Astrid, one of the other teachers in my training group, had her moment of stress release just before we all got on our different trains to go to our 18 different schools all over the country. She and I were posing for a photo, when the person taking the photo needed to take a moment to figure out the camera. Astrid turned, looked at me, and burst into tears. She and I had become so close over the week - we all became close because we were all in the same boat not knowing anyone in a foreign country, all living in the same house, we all sat in the same room all day, many went out drinking every night (I didn't, I was too stressed about getting the process right.) I think Astrid was already feeling lonely at the idea of us being split up so soon. I think I just happened to be standing in front of her when it hit her. But I love the photograph of Astrid and I (to the left) that came from that moment. :-)

My New Environment in Nagaoka
My apartment is absolutely huge, in Japanese terms. My school is very nice and the staff seem very friendly and helpful. They even bought groceries for me so I'd have some things waiting for me when I arrived. Food was one of my biggest concerns, and I'm not worried anymore. I'm finding everything I need - with Conor's help. I've lost a little bit of weight these last few weeks, but I'm sure I'll put it back on in no time. I can see mountains from my windows, which is a bea-U-tiful thing. I have a little balcony just deep enough that I can sit down and look at the mountains. They are becoming friends as well.

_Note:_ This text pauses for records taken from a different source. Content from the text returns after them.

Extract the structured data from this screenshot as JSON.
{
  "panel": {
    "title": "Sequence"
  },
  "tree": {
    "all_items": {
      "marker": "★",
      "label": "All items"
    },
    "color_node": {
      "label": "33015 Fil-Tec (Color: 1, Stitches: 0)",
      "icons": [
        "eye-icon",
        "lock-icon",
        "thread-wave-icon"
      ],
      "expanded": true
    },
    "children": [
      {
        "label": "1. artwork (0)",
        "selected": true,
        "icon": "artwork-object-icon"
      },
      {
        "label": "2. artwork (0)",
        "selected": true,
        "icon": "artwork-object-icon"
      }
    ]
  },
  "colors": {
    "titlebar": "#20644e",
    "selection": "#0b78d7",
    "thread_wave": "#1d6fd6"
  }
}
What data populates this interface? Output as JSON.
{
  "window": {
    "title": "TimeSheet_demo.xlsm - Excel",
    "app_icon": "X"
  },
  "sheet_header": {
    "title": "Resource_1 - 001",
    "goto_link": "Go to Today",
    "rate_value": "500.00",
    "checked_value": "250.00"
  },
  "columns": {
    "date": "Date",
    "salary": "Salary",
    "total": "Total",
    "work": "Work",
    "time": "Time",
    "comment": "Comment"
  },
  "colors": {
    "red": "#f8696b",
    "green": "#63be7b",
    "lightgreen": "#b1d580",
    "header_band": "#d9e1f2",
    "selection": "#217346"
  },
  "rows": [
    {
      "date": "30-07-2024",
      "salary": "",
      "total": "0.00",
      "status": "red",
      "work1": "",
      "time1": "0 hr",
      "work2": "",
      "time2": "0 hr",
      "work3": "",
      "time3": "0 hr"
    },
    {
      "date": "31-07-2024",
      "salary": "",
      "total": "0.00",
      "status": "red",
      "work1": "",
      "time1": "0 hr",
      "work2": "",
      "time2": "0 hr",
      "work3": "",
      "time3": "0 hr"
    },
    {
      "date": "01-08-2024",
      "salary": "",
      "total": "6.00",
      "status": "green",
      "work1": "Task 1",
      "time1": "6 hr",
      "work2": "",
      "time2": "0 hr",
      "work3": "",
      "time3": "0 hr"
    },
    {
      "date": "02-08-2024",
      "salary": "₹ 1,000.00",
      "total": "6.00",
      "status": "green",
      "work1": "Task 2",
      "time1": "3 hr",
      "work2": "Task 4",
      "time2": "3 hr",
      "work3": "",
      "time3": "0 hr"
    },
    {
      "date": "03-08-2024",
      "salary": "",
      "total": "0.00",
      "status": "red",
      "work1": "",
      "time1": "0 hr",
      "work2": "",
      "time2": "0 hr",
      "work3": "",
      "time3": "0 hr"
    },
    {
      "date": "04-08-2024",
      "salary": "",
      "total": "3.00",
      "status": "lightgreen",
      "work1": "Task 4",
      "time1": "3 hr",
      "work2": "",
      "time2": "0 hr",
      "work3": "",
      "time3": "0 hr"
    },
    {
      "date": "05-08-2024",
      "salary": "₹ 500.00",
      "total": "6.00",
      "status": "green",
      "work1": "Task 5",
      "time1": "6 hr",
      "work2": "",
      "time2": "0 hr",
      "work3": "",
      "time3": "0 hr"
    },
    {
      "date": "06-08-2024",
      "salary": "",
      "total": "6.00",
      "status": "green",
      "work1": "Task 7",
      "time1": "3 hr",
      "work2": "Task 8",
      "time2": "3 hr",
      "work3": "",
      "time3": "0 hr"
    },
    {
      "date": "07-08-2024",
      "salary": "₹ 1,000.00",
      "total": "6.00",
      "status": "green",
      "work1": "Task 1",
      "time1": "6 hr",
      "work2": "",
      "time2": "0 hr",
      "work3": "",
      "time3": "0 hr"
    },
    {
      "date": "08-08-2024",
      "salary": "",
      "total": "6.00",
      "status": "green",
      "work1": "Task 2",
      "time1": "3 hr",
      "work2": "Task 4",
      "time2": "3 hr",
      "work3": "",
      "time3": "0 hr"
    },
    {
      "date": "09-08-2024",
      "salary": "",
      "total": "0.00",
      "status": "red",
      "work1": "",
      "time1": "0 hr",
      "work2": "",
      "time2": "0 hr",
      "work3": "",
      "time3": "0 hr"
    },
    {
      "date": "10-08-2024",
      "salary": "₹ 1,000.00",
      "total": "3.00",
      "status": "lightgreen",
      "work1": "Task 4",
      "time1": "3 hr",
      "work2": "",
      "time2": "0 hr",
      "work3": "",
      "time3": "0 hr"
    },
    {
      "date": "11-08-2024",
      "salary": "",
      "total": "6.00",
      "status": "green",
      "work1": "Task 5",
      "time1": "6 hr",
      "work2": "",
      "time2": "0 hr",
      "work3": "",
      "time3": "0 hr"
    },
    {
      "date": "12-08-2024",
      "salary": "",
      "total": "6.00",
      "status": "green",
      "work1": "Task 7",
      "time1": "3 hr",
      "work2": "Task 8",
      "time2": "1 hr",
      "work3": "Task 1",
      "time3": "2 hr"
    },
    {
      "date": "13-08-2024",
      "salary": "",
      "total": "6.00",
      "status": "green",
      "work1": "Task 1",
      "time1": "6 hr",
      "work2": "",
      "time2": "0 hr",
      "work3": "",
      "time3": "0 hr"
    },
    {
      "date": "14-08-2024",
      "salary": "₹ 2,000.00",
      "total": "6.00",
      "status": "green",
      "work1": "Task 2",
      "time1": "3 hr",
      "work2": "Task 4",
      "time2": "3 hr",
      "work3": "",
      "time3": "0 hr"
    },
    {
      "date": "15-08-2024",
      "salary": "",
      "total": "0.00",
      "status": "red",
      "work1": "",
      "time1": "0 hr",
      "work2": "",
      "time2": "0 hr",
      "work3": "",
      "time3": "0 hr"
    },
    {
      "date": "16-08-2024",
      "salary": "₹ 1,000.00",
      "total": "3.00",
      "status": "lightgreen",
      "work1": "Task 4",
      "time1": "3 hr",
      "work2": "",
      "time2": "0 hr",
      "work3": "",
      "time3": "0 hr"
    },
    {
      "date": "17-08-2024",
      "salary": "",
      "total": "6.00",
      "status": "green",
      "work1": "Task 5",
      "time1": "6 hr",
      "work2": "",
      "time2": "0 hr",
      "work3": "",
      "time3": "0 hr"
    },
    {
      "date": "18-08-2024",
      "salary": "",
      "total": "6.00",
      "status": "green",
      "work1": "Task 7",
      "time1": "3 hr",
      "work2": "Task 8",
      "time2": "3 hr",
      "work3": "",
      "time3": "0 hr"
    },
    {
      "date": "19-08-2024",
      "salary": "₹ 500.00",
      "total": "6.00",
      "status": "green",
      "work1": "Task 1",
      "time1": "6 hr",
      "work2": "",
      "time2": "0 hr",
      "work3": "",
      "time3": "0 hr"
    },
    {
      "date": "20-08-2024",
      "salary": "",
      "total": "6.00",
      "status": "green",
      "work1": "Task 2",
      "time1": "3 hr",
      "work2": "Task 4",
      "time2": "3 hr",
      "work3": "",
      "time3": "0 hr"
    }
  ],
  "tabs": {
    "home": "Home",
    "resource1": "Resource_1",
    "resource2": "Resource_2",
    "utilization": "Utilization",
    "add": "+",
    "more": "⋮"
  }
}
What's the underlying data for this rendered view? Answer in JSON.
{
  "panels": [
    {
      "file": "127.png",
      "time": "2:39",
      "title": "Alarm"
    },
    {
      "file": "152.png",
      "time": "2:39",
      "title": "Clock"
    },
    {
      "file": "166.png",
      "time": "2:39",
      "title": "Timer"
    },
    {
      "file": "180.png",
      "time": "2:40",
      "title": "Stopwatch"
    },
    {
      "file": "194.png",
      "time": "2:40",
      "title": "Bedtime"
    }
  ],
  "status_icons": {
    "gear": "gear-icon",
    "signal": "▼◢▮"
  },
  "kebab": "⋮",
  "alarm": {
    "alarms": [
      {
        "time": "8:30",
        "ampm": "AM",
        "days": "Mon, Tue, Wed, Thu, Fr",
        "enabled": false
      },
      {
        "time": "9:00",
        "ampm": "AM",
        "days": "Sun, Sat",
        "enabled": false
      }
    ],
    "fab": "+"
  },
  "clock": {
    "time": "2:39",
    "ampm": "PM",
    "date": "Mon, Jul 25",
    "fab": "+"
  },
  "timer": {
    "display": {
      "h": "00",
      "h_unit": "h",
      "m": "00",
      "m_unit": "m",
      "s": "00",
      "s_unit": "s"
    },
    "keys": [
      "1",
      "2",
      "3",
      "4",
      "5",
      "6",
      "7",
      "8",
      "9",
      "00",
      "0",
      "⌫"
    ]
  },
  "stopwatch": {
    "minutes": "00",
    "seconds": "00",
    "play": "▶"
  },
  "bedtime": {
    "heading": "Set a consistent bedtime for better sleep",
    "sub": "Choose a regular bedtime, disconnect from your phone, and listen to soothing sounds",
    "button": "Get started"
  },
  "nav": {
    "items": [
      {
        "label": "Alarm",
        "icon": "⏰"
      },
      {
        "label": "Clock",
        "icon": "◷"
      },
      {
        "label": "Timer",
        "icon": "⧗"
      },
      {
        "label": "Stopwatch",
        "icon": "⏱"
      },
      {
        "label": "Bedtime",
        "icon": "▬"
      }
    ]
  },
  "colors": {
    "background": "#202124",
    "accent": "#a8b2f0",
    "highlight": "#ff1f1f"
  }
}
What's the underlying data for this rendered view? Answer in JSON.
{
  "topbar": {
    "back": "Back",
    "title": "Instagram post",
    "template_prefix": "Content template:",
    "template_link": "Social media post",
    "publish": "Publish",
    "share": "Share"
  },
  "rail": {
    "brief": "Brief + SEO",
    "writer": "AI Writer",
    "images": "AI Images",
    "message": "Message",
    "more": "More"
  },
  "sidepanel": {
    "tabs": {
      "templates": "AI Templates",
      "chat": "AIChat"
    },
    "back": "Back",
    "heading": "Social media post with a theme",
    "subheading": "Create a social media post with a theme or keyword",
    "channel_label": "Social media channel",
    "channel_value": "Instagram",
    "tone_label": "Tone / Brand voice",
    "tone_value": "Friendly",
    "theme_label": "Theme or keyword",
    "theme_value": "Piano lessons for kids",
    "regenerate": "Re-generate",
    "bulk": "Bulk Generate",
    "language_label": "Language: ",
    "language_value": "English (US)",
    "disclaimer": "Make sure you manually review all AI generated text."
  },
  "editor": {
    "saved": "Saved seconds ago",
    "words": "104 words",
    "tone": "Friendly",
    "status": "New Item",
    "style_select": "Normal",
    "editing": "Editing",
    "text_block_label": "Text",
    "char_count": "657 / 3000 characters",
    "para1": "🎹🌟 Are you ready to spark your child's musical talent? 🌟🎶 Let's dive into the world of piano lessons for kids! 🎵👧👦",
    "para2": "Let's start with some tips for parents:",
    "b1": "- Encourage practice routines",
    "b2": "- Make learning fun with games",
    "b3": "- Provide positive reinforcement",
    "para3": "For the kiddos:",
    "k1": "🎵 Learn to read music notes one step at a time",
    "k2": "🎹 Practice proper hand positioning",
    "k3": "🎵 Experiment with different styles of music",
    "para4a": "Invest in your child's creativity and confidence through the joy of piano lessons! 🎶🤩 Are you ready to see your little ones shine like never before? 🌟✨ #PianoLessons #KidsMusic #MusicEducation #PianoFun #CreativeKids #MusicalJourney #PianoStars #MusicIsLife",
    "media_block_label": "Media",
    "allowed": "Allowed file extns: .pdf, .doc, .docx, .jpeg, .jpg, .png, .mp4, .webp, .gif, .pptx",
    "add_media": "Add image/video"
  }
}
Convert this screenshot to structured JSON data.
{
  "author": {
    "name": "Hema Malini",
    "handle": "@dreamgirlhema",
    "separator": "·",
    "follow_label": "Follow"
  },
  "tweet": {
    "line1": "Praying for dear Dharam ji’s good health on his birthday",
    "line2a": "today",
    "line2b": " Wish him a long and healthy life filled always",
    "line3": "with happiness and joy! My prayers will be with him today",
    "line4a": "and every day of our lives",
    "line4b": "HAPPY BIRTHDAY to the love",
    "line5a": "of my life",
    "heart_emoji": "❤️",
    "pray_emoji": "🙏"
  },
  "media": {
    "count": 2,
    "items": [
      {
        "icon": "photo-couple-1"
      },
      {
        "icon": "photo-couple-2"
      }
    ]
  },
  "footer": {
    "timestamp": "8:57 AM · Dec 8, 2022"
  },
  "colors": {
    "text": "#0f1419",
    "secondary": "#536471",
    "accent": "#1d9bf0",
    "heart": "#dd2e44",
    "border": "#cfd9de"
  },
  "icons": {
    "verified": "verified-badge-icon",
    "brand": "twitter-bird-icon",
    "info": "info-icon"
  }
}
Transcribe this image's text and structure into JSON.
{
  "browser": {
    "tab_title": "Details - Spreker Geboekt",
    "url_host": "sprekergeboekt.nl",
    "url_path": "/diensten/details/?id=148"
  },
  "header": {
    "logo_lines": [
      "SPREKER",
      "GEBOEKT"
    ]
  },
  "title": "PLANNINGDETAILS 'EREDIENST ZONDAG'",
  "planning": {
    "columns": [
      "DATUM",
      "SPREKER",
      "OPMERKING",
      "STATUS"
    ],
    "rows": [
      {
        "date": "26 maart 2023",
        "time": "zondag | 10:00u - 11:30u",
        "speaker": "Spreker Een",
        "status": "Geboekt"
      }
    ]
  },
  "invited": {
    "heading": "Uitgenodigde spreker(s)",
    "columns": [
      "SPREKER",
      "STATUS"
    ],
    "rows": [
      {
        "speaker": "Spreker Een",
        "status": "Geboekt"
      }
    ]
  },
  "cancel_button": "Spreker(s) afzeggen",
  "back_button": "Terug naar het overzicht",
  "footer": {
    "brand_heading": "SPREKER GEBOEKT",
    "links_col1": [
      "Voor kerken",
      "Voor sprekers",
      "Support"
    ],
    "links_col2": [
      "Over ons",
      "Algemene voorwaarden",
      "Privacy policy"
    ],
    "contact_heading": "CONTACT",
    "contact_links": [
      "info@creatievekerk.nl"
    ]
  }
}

I've met some of my students and they seem great. :-)

The Other Foreign Teacher
Conor, is from Ireland and we've hit it off marvelously. He's showing me around and we seem to have a lot in common. He likes sports and is planning on getting a baseball glove so we can play catch - so I've already found a catch partner. :-) And he like to ride his bicycle, and read, and listen to music, etc, etc, etc. It will be a very good year!

Last night Conor and I were invited to our landlord's home, Suzuki, for dinner. It was fun. I had sake for the first time. Wow - that's powerful stuff!

I'm sure there's more, but it's not coming to mind just now. I'll save them for future entries. I get a cell phone in the next couple of weeks and I'm going to try to get one that I can hook up to my computer through a phone line so I can upload entries from my apartment. That's the plan. We'll see if the plan can be implemented or not. In the meantime, please keep in touch!